最も怖い!「間違った治療」と「セルフケア」
良かれと思ってやっていることが、実はすべり症を悪化させている…。これは、非常によくある悲しいケースです。
- 痛みを誘発するストレッチや筋トレ: 「腰痛には腹筋・背筋」と信じ、腰を反らすような運動を無理に行うと、かえって骨のずれを助長し、神経圧迫を強めてしまいます。
- 自己流の強いマッサージや整体: 痛い部分を力任せに押したり揉んだりすると、炎症を悪化させたり、不安定な関節をさらにゆるませてしまう危険があります。
- 不適切なコルセットの長期使用: 痛みが強い時期のコルセットは有効ですが、長期間頼りすぎると、自分の体を支える筋力が衰え、かえって腰の不安定さを招きます。
「これをやれば治る」という安易な情報に飛びつくのではなく、自分のすべり症のタイプと状態に合った、正しい対処法を知ることが何よりも大切です。
では、どうすればいいのか?
すべり症の症状を改善し、悪化を防ぐためには、以下のステップが基本となります。
- まずは専門医(整形外科)を受診する: 自己判断は禁物です。レントゲンやMRIなどの画像検査で、骨の状態を正確に診断してもらうことが第一歩です。
- 正しい保存療法を行う: 多くのすべり症は、手術をしなくても保存療法で症状をコントロールできます。
- 薬物療法: 痛みやしびれを和らげる薬を使います。
- 理学療法(リハビリ): 専門家の指導のもと、お腹の深層筋(インナーマッスル)を鍛え、腰を安定させるための正しい運動療法を行います。腰を反らさず、腹圧を高めるようなトレーニングが中心となります。
- 装具療法: 痛みが強い時期に、一時的にコルセットを使用して腰を保護します。
- 日常生活を見直す:
- 姿勢を意識する: 腰を反らしすぎない、前かがみになりすぎない。
- 避けるべき動作を知る: 重いものを持ち上げる、急に体をひねる、長時間同じ姿勢でいることを避ける。
- 体重管理: 体重が増えると、その分腰への負担も増えます。
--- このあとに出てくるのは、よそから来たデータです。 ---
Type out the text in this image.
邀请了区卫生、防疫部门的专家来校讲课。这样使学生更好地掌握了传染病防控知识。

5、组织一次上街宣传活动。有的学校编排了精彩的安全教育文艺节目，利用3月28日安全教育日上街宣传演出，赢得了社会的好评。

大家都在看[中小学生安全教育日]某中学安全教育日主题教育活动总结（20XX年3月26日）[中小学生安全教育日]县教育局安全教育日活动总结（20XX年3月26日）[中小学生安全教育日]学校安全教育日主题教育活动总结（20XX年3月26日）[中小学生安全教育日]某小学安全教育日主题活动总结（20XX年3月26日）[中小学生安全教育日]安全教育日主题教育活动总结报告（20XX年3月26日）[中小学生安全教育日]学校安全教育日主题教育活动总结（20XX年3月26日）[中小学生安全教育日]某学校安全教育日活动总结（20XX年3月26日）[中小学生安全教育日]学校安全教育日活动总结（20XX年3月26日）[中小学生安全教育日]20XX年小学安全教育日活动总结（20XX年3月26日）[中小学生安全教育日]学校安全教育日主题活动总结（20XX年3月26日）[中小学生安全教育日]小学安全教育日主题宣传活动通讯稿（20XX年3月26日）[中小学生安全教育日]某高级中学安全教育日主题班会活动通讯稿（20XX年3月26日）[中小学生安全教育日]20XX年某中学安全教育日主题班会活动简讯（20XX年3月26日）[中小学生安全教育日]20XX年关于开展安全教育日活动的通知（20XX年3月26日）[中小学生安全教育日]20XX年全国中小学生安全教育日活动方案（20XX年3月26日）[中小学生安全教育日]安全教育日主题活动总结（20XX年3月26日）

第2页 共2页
適正体重を維持しましょう。
症状が進行し、日常生活に深刻な支障が出ている場合には、手術が検討されることもあります。しかし、まずはこうした正しい知識を身につけ、ご自身の体と向き合うことが改善への近道です。
まとめ
つらいすべり症は、単に骨がずれているだけでなく、性別、生活習慣、体質、そして間違ったケアなど、様々な要因が絡み合って悪化していきます。
- すべり症には主に3つのタイプがある
- 男性は外傷、女性は生理や出産が進行のきっかけになりやすい
- 甲状腺機能の不調が関連している可能性も
- 自己流の間違ったケアは症状を悪化させる
大切なのは、正確な診断のもと、自分の状態に合った適切な治療とセルフケアを根気強く続けることです。この記事が、あなたのつらい症状の原因を解き明かし、正しい一歩を踏み出すきっかけとなれば幸いです。